Definitely 9005. Ignore the website info. They're referencing the other housings.


----------



## DanD34 (Nov 19, 2021)

Fireworks234 said:


> Definitely 9005. Ignore the website info. They're referencing the other housings.


Well the funny part is that for the regular housing they do say 9005 for the high beams. I have the projector housing and it has 9005 as well. Oh well. No big deal but kind of annoying since I bought 9012 bulbs.


----------



## marmalou (Dec 30, 2020)

The high beam and regular headlight use the same 9005 bulb, turning on high beams lifts a mechanical shutter to uncover the full output of the 9005 bulb

Thats my understanding for the projector headlights.


----------



## DanD34 (Nov 19, 2021)

marmalou said:


> The high beam and regular headlight use the same 9005 bulb, turning on high beams lifts a mechanical shutter to uncover the full output of the 9005 bulb
> 
> Thats my understanding for the projector headlights.
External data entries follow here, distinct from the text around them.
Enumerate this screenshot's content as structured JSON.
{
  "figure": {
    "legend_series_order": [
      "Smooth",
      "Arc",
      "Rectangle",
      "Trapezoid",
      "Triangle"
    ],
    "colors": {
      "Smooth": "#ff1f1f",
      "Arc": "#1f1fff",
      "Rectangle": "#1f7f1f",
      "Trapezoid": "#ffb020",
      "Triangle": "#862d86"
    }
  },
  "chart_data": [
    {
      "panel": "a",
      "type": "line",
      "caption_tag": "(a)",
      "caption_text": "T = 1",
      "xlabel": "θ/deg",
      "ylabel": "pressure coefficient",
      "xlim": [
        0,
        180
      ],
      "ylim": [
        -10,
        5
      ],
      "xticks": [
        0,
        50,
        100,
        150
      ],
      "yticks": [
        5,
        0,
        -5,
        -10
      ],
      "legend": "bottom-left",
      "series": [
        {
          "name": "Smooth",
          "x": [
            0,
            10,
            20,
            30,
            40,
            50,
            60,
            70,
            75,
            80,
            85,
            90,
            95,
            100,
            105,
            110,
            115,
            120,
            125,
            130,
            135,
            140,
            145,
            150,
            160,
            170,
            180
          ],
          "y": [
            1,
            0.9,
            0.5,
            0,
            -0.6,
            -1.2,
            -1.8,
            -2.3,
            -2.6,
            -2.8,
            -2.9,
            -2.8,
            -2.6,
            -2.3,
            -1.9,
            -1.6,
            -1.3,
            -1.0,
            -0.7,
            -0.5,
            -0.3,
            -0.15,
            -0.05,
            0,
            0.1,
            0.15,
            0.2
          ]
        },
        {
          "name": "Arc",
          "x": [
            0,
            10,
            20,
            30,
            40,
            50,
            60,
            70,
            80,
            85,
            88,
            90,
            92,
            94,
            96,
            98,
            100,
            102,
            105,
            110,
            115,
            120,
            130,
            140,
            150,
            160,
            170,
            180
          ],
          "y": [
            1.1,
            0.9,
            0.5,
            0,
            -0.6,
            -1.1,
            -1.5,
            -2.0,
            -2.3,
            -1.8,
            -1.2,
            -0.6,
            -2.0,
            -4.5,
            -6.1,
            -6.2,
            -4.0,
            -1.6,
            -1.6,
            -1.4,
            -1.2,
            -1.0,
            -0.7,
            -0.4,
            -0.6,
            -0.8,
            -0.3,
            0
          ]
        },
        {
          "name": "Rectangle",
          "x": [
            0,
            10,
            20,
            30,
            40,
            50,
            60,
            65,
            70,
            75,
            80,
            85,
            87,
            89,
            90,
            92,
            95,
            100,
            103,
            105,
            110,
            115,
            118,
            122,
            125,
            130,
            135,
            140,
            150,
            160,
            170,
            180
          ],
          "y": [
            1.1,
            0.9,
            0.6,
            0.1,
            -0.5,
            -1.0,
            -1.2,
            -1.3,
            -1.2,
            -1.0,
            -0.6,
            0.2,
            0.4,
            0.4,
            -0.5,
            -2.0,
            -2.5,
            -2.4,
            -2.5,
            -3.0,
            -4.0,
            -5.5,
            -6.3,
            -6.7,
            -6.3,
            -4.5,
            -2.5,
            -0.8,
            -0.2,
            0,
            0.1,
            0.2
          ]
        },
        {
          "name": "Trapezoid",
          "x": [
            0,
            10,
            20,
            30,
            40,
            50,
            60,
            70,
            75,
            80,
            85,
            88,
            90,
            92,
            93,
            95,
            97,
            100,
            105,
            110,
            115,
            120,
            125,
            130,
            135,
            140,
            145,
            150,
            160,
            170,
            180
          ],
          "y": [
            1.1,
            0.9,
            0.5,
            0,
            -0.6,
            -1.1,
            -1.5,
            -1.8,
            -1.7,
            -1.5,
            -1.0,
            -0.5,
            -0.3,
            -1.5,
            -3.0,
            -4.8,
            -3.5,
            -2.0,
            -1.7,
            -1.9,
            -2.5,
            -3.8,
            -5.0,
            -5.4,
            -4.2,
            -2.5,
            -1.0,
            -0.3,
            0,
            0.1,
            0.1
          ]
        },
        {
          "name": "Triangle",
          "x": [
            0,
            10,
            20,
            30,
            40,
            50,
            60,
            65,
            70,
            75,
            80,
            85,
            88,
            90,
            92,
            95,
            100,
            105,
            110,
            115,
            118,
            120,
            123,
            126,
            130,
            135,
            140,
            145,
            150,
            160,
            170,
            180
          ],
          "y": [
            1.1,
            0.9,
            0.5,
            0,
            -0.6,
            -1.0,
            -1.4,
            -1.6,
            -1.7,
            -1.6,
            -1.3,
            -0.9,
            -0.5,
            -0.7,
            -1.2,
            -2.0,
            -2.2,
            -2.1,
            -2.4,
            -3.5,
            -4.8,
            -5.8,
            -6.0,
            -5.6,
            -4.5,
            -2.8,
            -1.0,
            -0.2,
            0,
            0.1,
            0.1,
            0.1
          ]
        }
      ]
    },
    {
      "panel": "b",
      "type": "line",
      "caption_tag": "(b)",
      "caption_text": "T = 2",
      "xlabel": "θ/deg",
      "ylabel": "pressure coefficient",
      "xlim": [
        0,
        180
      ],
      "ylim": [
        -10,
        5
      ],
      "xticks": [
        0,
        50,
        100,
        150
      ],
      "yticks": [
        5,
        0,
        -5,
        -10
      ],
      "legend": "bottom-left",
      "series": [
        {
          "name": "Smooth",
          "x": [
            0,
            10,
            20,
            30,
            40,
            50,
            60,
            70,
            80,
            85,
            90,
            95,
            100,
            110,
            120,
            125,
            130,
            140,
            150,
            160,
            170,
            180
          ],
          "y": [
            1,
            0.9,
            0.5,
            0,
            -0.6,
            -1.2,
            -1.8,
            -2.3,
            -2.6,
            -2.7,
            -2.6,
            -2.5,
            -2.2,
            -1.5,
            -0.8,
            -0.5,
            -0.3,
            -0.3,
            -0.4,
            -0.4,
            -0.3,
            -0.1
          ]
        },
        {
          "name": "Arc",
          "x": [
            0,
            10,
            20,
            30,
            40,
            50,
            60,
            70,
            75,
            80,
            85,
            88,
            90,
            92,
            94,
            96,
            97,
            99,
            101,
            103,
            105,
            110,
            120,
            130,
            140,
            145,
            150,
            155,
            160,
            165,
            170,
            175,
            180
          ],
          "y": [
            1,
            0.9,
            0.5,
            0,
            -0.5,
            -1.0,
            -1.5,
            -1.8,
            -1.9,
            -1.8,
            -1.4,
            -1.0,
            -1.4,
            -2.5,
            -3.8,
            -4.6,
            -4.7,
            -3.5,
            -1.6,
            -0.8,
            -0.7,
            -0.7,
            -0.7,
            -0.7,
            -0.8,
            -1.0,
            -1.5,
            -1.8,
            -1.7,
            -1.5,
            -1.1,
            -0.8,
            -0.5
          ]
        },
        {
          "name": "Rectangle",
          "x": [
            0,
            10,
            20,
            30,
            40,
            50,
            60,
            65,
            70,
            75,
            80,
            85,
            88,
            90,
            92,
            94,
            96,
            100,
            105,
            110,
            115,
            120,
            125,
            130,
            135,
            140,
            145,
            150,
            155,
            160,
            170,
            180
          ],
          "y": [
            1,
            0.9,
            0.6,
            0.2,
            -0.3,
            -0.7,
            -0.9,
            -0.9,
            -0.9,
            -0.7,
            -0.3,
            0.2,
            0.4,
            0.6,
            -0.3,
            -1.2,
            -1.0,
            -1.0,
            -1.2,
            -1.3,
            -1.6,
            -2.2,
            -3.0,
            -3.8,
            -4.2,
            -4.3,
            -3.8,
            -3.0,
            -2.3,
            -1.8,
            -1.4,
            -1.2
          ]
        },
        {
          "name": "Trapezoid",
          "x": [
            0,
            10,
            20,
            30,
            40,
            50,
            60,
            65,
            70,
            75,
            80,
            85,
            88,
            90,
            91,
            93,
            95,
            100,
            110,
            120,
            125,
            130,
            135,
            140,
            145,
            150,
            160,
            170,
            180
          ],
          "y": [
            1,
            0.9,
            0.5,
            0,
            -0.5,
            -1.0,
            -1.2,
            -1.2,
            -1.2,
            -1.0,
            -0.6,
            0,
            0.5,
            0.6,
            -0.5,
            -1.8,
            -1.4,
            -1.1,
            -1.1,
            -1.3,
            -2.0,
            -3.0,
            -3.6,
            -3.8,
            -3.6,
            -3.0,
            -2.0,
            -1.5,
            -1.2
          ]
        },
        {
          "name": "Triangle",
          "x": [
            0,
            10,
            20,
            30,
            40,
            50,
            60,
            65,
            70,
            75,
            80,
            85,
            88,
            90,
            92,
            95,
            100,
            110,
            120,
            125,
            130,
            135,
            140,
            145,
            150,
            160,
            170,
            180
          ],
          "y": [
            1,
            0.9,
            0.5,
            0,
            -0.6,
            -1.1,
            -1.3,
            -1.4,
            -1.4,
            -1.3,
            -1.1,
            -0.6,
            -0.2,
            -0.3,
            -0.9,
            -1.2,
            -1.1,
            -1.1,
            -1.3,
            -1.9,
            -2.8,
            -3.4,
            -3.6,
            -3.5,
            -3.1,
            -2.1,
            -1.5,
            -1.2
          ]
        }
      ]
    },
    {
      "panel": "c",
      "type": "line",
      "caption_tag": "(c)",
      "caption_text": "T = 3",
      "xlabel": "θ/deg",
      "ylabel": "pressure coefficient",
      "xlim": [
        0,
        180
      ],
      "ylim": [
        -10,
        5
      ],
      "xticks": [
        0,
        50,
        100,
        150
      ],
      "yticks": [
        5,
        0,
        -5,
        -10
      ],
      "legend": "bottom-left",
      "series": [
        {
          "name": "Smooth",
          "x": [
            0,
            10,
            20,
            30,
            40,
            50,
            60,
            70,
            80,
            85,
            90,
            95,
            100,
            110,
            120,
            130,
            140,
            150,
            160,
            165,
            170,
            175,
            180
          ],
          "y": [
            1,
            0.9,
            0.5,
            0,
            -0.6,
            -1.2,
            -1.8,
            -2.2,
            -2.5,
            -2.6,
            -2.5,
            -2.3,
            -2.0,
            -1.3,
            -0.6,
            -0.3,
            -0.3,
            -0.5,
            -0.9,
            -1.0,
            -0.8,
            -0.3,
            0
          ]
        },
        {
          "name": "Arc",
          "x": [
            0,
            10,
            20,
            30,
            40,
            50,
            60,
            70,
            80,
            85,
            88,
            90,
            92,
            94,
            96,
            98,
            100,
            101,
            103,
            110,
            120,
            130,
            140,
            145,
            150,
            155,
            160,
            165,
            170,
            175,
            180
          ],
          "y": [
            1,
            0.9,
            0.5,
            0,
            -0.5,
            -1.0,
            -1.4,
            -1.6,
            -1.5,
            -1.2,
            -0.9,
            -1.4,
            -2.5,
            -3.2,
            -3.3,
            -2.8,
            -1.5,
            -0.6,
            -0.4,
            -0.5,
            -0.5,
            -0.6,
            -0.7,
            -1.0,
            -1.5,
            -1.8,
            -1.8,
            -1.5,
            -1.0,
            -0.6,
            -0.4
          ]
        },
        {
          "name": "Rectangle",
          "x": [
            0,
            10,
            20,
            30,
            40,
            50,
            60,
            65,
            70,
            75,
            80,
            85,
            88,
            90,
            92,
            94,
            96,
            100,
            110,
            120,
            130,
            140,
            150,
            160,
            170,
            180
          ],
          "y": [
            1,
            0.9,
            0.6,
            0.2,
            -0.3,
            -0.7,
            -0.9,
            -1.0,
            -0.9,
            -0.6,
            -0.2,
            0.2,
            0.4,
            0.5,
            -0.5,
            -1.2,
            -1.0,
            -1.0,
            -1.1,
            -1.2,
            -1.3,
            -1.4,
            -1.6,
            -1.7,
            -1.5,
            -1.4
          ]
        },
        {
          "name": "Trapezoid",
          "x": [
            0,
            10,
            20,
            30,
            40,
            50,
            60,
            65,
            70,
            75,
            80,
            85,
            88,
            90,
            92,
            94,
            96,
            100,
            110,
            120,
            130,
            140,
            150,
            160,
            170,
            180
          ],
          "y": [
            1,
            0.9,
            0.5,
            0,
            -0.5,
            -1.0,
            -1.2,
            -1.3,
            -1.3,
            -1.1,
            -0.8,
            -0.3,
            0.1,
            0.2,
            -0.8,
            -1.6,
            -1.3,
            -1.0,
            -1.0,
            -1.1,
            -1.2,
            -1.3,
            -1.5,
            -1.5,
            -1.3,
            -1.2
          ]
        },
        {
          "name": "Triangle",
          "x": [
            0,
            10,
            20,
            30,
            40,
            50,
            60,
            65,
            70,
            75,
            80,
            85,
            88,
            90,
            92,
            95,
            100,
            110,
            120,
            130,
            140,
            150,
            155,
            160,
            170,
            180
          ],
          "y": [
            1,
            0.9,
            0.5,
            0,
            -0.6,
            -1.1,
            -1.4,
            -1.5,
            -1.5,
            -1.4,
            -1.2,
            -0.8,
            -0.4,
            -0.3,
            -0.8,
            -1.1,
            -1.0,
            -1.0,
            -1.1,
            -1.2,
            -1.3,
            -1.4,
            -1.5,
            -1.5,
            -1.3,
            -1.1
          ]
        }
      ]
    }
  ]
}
That is exactly how a projector housing works. You are correct. My comment was about the fact that every catalog from rockauto to Napa to oreilly listed a 9012 bulb as the one needed for the projector housing while a 9005 was the high beam for the regular reflector housing. Thus my frustration after buying 9012 bulbs and taking out my old bulb from the projector housing and discovering it was a 9005.


----------



## cruzin.usa (Jan 3, 2022)

Phillips listed a 9012 SVB2 lamp. Sylvania was just 9012.


----------